Lablonde aida Coupable à marcher jusqu’à l’ascenseur, qui par chance était déjà au rez-de-chaussée. Elle appuya sur le bouton tout en continuant de soutenir son compagnon. À peine les portes fermées, elle le plaqua contre une des parois, colla ses lèvres contre les siennes, enfourna sa langue dans sa bouche et, caressant ses cheveux d’une main, lui malaxa les fesses de l’autre. Cette étreinte se poursuivit hors de l’ascenseur, dans le long couloir menant à l’appartement, puis contre la porte de celui-ci, où Coupable, à nouveau dos au mur, enfourna ses mains sous la jupe de Lablonde pendant que celle-ci bataillait pour faire tourner la clé dans la serrure. À l’intérieur elle le tira par le bras, le poussa sur le lit, à côté du balcon, puis se déshabilla sans la moindre transition.
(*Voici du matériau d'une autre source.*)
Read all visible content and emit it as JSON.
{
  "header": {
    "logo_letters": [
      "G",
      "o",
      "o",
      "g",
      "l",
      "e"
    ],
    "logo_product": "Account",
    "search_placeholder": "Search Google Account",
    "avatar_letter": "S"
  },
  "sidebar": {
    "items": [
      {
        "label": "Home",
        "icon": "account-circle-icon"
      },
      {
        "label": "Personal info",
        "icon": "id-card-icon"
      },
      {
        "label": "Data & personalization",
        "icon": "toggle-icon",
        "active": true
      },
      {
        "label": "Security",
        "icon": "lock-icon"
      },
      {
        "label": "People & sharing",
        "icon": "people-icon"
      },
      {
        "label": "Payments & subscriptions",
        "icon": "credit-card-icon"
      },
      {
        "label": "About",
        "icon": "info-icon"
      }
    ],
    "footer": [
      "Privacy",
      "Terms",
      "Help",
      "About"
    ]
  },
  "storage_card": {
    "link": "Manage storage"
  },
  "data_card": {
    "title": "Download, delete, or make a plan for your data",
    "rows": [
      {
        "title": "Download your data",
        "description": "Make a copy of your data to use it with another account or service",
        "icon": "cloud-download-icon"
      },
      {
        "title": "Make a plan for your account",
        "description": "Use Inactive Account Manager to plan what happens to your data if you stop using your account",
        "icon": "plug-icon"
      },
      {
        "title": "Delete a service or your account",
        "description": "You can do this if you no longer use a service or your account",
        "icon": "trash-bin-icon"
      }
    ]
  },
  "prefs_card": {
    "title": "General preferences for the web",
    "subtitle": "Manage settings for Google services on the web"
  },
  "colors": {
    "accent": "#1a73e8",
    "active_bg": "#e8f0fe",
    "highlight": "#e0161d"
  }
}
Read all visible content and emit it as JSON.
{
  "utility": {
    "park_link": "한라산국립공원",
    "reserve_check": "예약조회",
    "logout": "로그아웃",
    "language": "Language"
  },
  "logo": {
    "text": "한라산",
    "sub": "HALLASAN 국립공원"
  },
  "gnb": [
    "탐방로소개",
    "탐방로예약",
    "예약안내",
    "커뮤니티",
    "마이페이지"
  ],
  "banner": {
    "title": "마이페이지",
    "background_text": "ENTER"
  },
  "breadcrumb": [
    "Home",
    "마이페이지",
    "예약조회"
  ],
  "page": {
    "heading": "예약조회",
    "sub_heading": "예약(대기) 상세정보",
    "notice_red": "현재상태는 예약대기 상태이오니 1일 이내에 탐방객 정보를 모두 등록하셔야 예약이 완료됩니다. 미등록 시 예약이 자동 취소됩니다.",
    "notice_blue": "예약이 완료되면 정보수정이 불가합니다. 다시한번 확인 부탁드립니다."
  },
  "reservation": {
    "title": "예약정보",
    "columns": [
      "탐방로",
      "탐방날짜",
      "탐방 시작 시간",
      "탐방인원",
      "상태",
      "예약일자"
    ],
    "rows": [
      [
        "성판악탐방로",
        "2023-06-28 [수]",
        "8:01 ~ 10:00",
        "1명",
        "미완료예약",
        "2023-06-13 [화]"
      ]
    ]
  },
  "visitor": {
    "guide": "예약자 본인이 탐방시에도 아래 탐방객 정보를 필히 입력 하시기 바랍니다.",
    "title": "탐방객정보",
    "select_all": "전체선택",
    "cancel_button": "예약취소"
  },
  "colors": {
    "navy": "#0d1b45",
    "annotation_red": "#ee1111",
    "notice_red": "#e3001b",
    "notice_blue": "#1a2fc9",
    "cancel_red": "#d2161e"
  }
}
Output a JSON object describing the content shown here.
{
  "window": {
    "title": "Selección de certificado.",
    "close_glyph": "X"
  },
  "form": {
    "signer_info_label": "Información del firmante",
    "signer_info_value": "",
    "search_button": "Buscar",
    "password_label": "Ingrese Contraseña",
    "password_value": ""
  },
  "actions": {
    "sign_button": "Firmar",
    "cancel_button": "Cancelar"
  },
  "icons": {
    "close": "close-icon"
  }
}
Entièrement nue, elle allait commencer à lui retirer sa combinaison rouge lorsqu’il se rappela des consignes de l’Agence en matière de santé.
« Attends » dit-il en se levant.
Il était quatorze heures cinq lorsqu’il poussa la porte de la salle de bain, où il trouva la boîte de préservatifs à sa place, entre les serviettes hygiéniques et les Cotons-Tiges. Il en sortit deux, reposa la boîte, but quelques gorgées au robinet, regarda un instant son reflet dans le flou de la glace, puis son regard fut attiré par un emballage en carton ouvert sur le rebord du lavabo. Il n’eut pas à s’en saisir, ni même à en lire l’intitulé : la photo d’une femme aux cheveux blonds resplendissants ne pouvait être plus explicite. Cet emballage de teinture capillaire provoqua un cataclysme dans le psychisme de Coupable, qui fut projeté dans l’univers de lucidité extrême qu’il avait tant souhaité ne plus jamais visiter, cet endroit duquel le Produit était censé le protéger. Il voulut s’en extirper, mais la double dose qu’il s’était injecté dans la voiture ne faisait plus effet. De retour dans la chambre, il marcha d’un pas robotique, passa à côté du lit, sur lequel Larousse était étalée sur le ventre, entièrement nue, face contre l’oreiller pour cacher le rictus qu’elle ne pouvait s’empêcher d’arborer. Sur le balcon, il eut la confirmation de son intuition : il n’était pas chez lui, mais bien au dernier étage de l’immeuble d’en face. À quatorze heures huit, il comprit qu’il n’avait plus le choix : il ne l’avait jamais eu. Il monta sur la rambarde, regarda droit devant lui, et sauta, provoquant dans la psyché de son successeur un trou spatio-temporel d’une profondeur qu’il n’avait pas ressentie depuis sa rencontre avec Lablonde, quatre mois plus tôt.